“As negotiations with Iran broke down Tuesday before they had even begun, President Trump asked aides whether the U.S. should resume attacks on the country, according to U.S. officials.
Just hours earlier, White House officials had been optimistic that Vice President JD Vance, set to depart for Islamabad Tuesday, would be able to strike a deal with Iran and get something in writing unlike his trip to Pakistan two weeks prior, a U.S. official said. Air Force Two sat idle most of the day at Joint Base Andrews in suburban Washington awaiting Vance.
Pakistani mediators said Iran's top leaders had told them earlier that their negotiating team would also travel to Islamabad on Tuesday. Then, with the clock ticking toward Trump's cease-fire deadline, Iran reversed course.
In a series of frenzied meetings throughout the day at White House, Trump weighed his options with Vance, top security officials as well as his son-in-law Jared Kushner and Steve Witkoff, who were also supposed to depart Tuesday for Islamabad for negotiations.
By early afternoon, Vance's trip was paused. By evening, it was delayed indefinitely.
During the meetings, aides told Trump that Iran's government wasn't a unified entity, with hard-line factions in Tehran unwilling to bend to the president's demands. Questions were raised at the White House about whether Iran was really even in a position to negotiate and stick to any commitments.
Even as Trump asked about resuming the bombing campaign, officials said he seemed wary about restarting hostilities and prolonging a conflict that is deeply unpopular with the American public.
Trump and his team split the difference: maintain pressure on Iran indefinitely until the regime makes a concrete offer to the U.S. After that, the president could gauge whether negotiations could proceed or if he would have to order a new wave of strikes on the Islamic Republic.
Trump said in a social-media post that he would maintain the blockade and extend the cease-fire, which was set to expire Wednesday, as long as talks continue. Vance could still leave later in the week, but Trump is privately discussing canceling the trip altogether, a U.S. official said.
Later Tuesday, Trump said in a social-media post that if the U.S. ends its blockade of Iranian ports, "there can never be a deal with Iran."
The game of chicken complicated the effort to negotiate an end to a conflict that has left thousands dead.
Delaying tactics aren't uncommon in negotiations where every detail can be a source of leverage. But mediators said Tehran's last-minute curveball this time reflected its anger at the week-old American blockade of its ports and an effort by the government's hard-liners to extract the highest possible price to end the war.
The U.S. military raised the pressure on Iran Tuesday by boarding a sanctioned crude-oil tanker in the Indian Ocean, part of an effort to crack down on ships in the so-called shadow fleet that help Iran evade sanctions.
Tehran went into the first round of talks earlier in April confident that its grip on the Strait of Hormuz and the ability of its drones and missiles to inflict economic pain on the Gulf and global economy had given it leverage in the talks.
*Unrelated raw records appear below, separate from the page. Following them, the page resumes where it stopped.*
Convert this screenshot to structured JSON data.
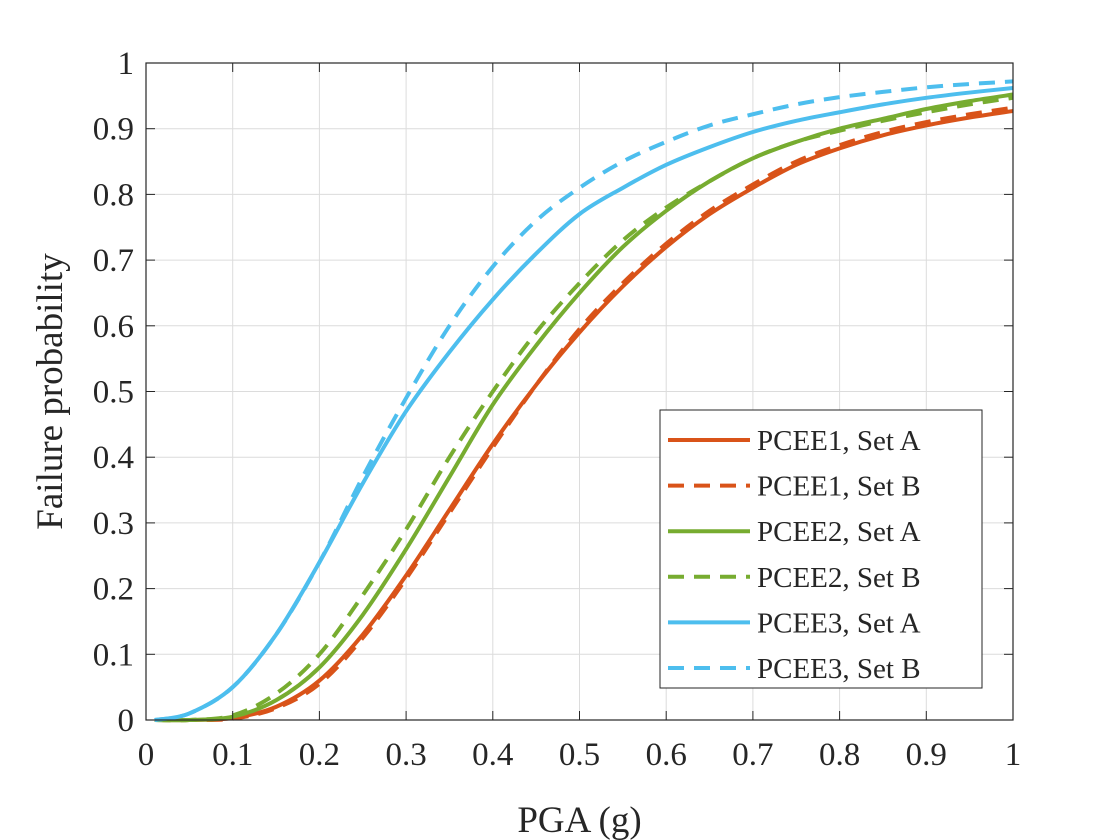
{
  "chart_data": {
    "type": "line",
    "title": "",
    "xlabel": "PGA (g)",
    "ylabel": "Failure probability",
    "xlim": [
      0,
      1
    ],
    "ylim": [
      0,
      1
    ],
    "xticks": [
      0,
      0.1,
      0.2,
      0.3,
      0.4,
      0.5,
      0.6,
      0.7,
      0.8,
      0.9,
      1
    ],
    "xtick_labels": [
      "0",
      "0.1",
      "0.2",
      "0.3",
      "0.4",
      "0.5",
      "0.6",
      "0.7",
      "0.8",
      "0.9",
      "1"
    ],
    "yticks": [
      0,
      0.1,
      0.2,
      0.3,
      0.4,
      0.5,
      0.6,
      0.7,
      0.8,
      0.9,
      1
    ],
    "ytick_labels": [
      "0",
      "0.1",
      "0.2",
      "0.3",
      "0.4",
      "0.5",
      "0.6",
      "0.7",
      "0.8",
      "0.9",
      "1"
    ],
    "grid": true,
    "legend_position": "bottom-right",
    "x": [
      0.01,
      0.05,
      0.1,
      0.15,
      0.2,
      0.25,
      0.3,
      0.35,
      0.4,
      0.45,
      0.5,
      0.55,
      0.6,
      0.65,
      0.7,
      0.75,
      0.8,
      0.85,
      0.9,
      0.95,
      1.0
    ],
    "series": [
      {
        "name": "PCEE1, Set A",
        "color": "#D95319",
        "dash": "solid",
        "values": [
          0,
          0,
          0.003,
          0.02,
          0.06,
          0.13,
          0.22,
          0.32,
          0.42,
          0.51,
          0.59,
          0.66,
          0.72,
          0.77,
          0.81,
          0.845,
          0.87,
          0.89,
          0.905,
          0.917,
          0.927
        ]
      },
      {
        "name": "PCEE1, Set B",
        "color": "#D95319",
        "dash": "dashed",
        "values": [
          0,
          0,
          0.002,
          0.018,
          0.055,
          0.125,
          0.215,
          0.315,
          0.415,
          0.51,
          0.595,
          0.665,
          0.725,
          0.775,
          0.815,
          0.85,
          0.875,
          0.895,
          0.91,
          0.922,
          0.932
        ]
      },
      {
        "name": "PCEE2, Set A",
        "color": "#77AC30",
        "dash": "solid",
        "values": [
          0,
          0,
          0.005,
          0.03,
          0.08,
          0.16,
          0.26,
          0.37,
          0.48,
          0.57,
          0.65,
          0.72,
          0.775,
          0.82,
          0.855,
          0.88,
          0.9,
          0.915,
          0.93,
          0.942,
          0.952
        ]
      },
      {
        "name": "PCEE2, Set B",
        "color": "#77AC30",
        "dash": "dashed",
        "values": [
          0,
          0,
          0.007,
          0.04,
          0.1,
          0.19,
          0.29,
          0.4,
          0.5,
          0.59,
          0.665,
          0.73,
          0.78,
          0.82,
          0.855,
          0.88,
          0.897,
          0.912,
          0.925,
          0.937,
          0.947
        ]
      },
      {
        "name": "PCEE3, Set A",
        "color": "#4DBEEE",
        "dash": "solid",
        "values": [
          0,
          0.01,
          0.05,
          0.13,
          0.24,
          0.36,
          0.47,
          0.56,
          0.64,
          0.71,
          0.77,
          0.81,
          0.845,
          0.872,
          0.895,
          0.912,
          0.925,
          0.937,
          0.947,
          0.955,
          0.962
        ]
      },
      {
        "name": "PCEE3, Set B",
        "color": "#4DBEEE",
        "dash": "dashed",
        "values": [
          0,
          0.01,
          0.05,
          0.13,
          0.24,
          0.37,
          0.49,
          0.6,
          0.69,
          0.76,
          0.81,
          0.85,
          0.88,
          0.905,
          0.922,
          0.937,
          0.948,
          0.956,
          0.963,
          0.968,
          0.972
        ]
      }
    ]
  }
}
The U.S. blockade, which took effect 24 hours after the first round ended without a deal, has been largely effective.
"I think it levels the scales of pressure between the U.S. and Iran," Michael Singh, a former senior director for Middle East affairs at the National Security Council who is now at the Washington Institute think tank, said of the blockade. "Previously Iran was exporting oil and no one else was, which meant time and pressure were working against Washington."” [1]
The Iranians are having no election soon. Trump has midterms in November that could take away his power through impeachment. Is this the same pressure or what?
1. World News: Iran Holds Back Team From U.S. Talks --- Trump asks aides about resumption of bombing after Vance trip is put on pause. Said, Summer; Norman, Laurence; Ward, Alexander; Andrews, Natalie. Wall Street Journal, Eastern edition; New York, N.Y.. 22 Apr 2026: A8.